New EU solvency requirements for insurers in the Solvency II directive will come into effect in 2013/14. Among its requirements are new high-level principles around how insurers’ assets, including unit-linked and index-linked funds, must be managed. This replaces the current FSA approach which lists the particular assets insurers can use.
However, where individuals bear the direct risk of investing in unit-linked and index-linked policies, Solvency II allows the FSA to continue to specify which assets can be used for such policies.
The current ‘permitted links’ rules allow insurers to invest in a range of financial assets such as share, bonds, cash, deposits, collective investment schemes and property. Derivatives based on those assets can be used for certain purposes.
Defined benefit (DB) pension schemes will not be restricted to the proposed list of assets in the CP. Unlike DC schemes, in DB schemes the members, who are the ultimate beneficiaries, do not bear the direct investment risk.

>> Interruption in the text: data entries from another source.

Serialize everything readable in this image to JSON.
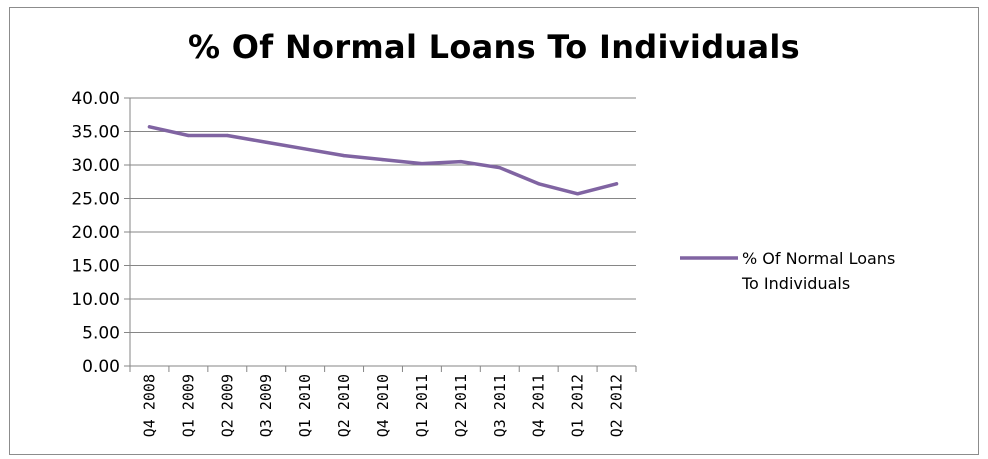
{
  "chart_data": {
    "type": "line",
    "title": "% Of Normal Loans To Individuals",
    "xlabel": "",
    "ylabel": "",
    "ylim": [
      0,
      40
    ],
    "yticks": [
      "0.00",
      "5.00",
      "10.00",
      "15.00",
      "20.00",
      "25.00",
      "30.00",
      "35.00",
      "40.00"
    ],
    "categories": [
      "Q4 2008",
      "Q1 2009",
      "Q2 2009",
      "Q3 2009",
      "Q1 2010",
      "Q2 2010",
      "Q4 2010",
      "Q1 2011",
      "Q2 2011",
      "Q3 2011",
      "Q4 2011",
      "Q1 2012",
      "Q2 2012"
    ],
    "series": [
      {
        "name": "% Of Normal Loans To Individuals",
        "color": "#8064A2",
        "values": [
          35.7,
          34.4,
          34.4,
          33.4,
          32.4,
          31.4,
          30.8,
          30.2,
          30.5,
          29.6,
          27.2,
          25.7,
          27.2
        ]
      }
    ],
    "grid": true,
    "legend": "right"
  },
  "legend": {
    "lines": [
      "% Of Normal Loans",
      "To Individuals"
    ]
  }
}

Although policies taken out to support DB scheme benefits will not be limited to a set list of assets, they will still have to comply fully with the new strengthened high level principles on how assets must be managed.
Solvency II allows such a list to be maintained but it cannot be more restrictive than the list of assets allowed for UCITS funds. In order to comply with this requirement the FSA also proposes to permit the use of some indices based on non-financial assets as well as adding a new definition of ‘money market instruments’.
The proposed new rules will largely continue the existing FSA requirements, but will expand them to permit investment in some indices-based investments and bonds.
The FSA will implement high-level requirements from Solvency II that strengthen the current rules saying insurers should only invest in assets that they can properly value and monitor.
Sheila Nicoll, director of policy, said: “Millions of people rely on unit-linked policies to keep them secure in their retirement. While regulation cannot protect policyholders from market movements, these rules are designed to ensure that they can be confident that their money is being invested prudently.”
The FSA has also published a consultation paper setting out proposed Handbook changes to transpose the prudential aspects of the Solvency II directive into FSA rules.